The Rational View podcast with Dr. Al Scott
Physicist Dr. Al Scott addresses politically and socially divisive issues with insightful evidence-based analysis of the facts. Learn to apply the tools of science to discover the most rational path to an optimistic vision of the future. https://www.therationalview.ca
Latest episodes

Sep 28, 2024 • 57min
Dr. Michael Weist provides a crucial piece of evidence linking consciousness to quantum states in microtubules
In this episode I’m returning to the mysterious and challenging topic of consciousness and awareness, the elusive theory of mind that philosophers have chased for centuries, and is now coming to heel under the tools of neurobiology and the framework of modern physics.
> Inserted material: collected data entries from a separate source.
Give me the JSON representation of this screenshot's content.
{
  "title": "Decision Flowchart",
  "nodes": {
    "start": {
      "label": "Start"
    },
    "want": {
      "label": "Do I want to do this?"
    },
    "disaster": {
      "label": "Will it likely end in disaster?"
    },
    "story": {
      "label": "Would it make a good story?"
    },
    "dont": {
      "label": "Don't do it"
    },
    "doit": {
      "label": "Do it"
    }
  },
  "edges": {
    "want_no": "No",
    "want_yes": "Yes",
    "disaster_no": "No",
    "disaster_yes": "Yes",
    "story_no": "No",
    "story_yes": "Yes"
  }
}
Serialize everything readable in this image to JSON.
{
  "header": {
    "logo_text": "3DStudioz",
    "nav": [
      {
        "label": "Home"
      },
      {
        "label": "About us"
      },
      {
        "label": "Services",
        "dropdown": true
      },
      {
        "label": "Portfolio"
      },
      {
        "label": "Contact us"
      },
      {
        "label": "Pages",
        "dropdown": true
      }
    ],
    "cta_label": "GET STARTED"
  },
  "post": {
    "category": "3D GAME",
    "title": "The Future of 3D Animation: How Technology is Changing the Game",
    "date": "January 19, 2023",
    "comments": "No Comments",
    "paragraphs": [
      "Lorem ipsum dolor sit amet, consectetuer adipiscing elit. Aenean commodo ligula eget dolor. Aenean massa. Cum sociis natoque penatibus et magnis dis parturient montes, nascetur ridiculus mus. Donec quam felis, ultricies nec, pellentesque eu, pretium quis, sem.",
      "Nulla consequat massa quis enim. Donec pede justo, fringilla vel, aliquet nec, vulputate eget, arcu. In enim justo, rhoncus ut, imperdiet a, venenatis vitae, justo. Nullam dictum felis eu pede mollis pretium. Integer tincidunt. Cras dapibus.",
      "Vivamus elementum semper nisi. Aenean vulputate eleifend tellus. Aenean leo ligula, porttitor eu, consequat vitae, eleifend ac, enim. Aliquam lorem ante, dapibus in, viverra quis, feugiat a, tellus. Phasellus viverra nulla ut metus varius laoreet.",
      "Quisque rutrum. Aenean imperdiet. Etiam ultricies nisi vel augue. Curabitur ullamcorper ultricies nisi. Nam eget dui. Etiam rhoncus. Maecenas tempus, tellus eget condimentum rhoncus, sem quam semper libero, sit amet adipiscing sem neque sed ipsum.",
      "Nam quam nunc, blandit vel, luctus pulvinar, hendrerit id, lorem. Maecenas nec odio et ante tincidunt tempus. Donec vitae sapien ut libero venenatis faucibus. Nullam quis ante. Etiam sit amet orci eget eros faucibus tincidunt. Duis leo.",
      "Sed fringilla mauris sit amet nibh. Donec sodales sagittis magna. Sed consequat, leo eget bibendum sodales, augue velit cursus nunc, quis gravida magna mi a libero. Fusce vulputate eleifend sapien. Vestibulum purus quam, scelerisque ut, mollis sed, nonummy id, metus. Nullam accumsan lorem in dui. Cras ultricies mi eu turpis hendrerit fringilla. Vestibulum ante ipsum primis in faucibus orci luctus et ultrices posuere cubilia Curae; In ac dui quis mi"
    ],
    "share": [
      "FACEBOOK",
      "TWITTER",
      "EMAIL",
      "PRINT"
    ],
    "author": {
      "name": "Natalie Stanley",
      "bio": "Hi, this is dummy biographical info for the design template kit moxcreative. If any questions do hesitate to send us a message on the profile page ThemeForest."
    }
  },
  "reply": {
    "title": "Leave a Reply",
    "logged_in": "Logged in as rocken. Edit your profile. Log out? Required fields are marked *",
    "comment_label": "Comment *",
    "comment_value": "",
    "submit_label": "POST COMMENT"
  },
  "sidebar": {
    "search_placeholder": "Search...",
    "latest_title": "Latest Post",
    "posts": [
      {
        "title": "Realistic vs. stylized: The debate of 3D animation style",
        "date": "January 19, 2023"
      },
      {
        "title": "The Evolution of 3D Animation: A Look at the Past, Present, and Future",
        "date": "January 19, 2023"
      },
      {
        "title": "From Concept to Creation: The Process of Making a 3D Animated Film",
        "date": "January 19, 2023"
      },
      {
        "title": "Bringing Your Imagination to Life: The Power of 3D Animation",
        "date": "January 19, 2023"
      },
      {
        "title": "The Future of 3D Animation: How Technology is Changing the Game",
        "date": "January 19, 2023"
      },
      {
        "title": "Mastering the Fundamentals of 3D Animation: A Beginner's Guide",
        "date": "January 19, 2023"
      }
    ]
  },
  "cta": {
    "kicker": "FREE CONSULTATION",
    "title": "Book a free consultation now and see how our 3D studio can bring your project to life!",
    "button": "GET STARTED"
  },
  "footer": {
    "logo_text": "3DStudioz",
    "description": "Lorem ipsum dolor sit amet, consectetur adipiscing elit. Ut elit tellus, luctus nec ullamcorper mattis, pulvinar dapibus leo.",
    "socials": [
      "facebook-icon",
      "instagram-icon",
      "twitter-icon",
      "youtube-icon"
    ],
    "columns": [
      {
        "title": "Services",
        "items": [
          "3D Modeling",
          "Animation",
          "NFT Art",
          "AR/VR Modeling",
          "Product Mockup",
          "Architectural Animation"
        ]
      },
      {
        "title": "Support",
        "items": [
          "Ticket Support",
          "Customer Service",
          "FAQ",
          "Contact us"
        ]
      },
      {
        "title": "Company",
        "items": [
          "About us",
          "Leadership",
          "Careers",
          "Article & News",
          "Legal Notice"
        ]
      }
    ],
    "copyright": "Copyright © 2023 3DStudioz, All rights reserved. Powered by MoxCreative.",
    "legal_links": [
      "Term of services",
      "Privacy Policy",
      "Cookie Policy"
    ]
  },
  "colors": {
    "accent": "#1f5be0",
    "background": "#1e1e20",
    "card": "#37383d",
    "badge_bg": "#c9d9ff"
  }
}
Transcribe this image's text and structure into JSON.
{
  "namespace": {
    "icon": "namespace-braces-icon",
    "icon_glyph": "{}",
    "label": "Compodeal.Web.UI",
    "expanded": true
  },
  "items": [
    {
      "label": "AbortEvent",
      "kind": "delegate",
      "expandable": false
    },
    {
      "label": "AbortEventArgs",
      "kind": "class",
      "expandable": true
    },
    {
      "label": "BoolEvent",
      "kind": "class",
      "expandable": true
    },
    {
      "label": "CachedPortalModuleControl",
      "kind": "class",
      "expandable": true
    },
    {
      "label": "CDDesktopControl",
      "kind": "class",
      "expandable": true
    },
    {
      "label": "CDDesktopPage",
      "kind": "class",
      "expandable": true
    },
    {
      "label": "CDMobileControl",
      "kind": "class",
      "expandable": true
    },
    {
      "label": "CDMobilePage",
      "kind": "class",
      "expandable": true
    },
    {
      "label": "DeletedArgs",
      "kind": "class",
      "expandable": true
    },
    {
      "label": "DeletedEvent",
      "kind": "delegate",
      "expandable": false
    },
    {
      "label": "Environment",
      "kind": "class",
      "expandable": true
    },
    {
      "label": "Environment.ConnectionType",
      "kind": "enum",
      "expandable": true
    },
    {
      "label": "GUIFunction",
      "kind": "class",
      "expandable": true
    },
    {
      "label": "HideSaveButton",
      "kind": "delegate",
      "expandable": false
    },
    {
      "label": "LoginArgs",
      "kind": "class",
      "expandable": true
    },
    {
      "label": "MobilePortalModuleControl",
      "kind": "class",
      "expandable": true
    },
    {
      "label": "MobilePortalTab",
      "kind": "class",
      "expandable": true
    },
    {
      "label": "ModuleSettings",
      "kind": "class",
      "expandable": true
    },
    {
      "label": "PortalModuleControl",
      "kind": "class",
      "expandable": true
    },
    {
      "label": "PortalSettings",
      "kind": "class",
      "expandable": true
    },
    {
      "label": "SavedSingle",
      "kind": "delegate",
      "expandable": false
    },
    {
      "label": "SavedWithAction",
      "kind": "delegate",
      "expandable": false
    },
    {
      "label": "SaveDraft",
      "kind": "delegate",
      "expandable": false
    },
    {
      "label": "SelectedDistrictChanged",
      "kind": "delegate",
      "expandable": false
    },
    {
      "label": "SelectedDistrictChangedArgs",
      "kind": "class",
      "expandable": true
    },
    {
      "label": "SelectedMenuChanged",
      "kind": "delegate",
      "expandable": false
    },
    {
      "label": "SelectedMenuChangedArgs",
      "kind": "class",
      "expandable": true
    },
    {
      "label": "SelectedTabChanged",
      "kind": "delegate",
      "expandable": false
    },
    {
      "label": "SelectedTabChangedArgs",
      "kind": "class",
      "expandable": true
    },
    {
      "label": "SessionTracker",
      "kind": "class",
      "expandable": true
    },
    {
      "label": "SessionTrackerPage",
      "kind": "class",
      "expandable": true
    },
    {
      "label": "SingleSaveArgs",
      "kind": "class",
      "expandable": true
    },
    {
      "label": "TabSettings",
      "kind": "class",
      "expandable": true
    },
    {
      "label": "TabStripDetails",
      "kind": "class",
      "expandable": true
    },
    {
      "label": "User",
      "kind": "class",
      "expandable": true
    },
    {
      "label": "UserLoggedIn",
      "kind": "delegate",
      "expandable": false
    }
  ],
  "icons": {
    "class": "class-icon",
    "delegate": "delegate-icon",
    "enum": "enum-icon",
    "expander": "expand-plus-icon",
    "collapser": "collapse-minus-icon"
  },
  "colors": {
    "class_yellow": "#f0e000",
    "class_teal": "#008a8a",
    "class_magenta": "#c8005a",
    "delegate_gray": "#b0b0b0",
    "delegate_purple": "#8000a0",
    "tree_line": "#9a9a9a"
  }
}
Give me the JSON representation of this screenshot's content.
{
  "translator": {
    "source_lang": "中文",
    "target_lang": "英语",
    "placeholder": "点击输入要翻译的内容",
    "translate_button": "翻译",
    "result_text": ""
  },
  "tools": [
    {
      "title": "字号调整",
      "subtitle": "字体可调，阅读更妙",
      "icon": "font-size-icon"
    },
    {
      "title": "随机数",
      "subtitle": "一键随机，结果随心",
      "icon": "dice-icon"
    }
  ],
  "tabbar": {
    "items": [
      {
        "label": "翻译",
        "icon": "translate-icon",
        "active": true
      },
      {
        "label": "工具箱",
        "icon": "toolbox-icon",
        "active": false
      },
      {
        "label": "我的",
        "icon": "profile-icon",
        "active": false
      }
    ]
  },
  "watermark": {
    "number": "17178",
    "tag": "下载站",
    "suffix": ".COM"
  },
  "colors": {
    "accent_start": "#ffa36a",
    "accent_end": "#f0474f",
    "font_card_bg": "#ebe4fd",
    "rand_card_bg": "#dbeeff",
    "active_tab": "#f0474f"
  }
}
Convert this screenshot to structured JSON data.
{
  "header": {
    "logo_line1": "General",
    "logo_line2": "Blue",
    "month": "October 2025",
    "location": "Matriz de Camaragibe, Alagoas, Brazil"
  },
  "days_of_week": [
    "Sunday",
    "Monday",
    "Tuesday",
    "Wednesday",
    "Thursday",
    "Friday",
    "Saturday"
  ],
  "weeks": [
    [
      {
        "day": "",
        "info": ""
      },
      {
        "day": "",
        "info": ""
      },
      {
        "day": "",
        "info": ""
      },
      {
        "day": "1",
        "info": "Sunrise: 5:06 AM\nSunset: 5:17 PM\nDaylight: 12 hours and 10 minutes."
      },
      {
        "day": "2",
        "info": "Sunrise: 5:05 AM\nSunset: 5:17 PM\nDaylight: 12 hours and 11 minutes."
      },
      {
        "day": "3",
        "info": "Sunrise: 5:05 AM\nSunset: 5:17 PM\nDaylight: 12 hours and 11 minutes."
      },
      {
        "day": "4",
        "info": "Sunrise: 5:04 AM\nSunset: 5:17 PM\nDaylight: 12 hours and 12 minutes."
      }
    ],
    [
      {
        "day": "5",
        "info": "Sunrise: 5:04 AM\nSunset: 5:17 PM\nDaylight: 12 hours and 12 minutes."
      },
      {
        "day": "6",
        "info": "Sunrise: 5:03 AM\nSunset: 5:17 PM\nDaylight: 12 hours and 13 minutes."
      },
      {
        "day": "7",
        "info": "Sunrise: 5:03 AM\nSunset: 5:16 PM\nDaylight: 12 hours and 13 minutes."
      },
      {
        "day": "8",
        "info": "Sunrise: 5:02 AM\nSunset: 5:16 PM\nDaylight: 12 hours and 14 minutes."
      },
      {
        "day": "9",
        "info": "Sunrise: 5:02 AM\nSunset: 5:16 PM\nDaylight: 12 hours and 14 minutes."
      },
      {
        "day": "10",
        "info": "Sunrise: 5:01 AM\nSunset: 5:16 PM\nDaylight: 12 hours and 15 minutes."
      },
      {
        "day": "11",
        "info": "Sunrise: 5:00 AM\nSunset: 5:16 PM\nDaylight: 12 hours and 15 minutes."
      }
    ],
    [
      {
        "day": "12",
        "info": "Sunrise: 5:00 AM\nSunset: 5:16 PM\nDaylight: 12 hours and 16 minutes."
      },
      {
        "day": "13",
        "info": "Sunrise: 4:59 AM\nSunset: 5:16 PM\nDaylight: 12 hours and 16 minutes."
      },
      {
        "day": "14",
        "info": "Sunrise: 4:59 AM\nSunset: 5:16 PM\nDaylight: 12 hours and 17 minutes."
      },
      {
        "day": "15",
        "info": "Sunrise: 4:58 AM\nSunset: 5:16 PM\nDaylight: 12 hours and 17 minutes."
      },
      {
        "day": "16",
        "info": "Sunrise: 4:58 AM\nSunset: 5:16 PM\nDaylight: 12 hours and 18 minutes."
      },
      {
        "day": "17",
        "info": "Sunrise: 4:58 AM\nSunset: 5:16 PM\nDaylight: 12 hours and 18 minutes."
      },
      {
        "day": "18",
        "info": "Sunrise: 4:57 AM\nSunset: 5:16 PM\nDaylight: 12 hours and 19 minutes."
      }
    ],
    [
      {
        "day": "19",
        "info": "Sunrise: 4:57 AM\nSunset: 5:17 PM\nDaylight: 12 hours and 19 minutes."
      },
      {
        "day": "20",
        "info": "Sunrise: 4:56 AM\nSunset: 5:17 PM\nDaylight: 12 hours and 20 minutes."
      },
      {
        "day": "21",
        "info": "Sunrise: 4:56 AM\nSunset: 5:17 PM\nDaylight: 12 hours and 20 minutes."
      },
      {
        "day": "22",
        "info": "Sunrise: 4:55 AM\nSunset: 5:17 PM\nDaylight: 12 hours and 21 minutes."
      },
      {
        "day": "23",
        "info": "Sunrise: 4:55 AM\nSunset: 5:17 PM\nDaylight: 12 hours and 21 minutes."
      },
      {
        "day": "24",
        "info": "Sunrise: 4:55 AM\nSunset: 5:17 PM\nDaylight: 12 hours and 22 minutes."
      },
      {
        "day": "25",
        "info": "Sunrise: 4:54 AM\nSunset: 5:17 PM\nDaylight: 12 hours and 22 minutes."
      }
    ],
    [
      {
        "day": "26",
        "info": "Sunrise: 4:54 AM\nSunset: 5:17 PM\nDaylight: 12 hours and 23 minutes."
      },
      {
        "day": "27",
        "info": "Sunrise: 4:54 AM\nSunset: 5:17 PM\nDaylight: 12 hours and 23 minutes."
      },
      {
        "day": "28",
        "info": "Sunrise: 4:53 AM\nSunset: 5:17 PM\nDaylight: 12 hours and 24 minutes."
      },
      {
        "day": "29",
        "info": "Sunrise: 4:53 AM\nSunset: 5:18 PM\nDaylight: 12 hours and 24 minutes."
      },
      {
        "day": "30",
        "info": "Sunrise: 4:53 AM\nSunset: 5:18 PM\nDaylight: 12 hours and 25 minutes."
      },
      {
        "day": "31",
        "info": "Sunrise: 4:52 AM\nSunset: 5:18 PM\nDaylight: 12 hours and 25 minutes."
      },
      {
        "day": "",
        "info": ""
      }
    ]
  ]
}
My guest today has performed experiments on rats that lend credence to the intriguing idea that quantum mechanics could play a basic role in the function of the mind. Are our brains quantum computers? This is a question for The Rational View.
Dr. Micheal Weist received his PhD in Theoretical High-Energy Physics from University of Michigan and is an associate professor of Neuroscience at Wellesley College. His research is focused on learning about the physical basis of consciousness. What is it about the matter in a living brain that makes it experience perceptions, feelings, and thoughts? His research focuses on sensory integration in rats, attempting to understand how neural activity in different parts of the brain gets combined or coordinated to generate a single coherent perception.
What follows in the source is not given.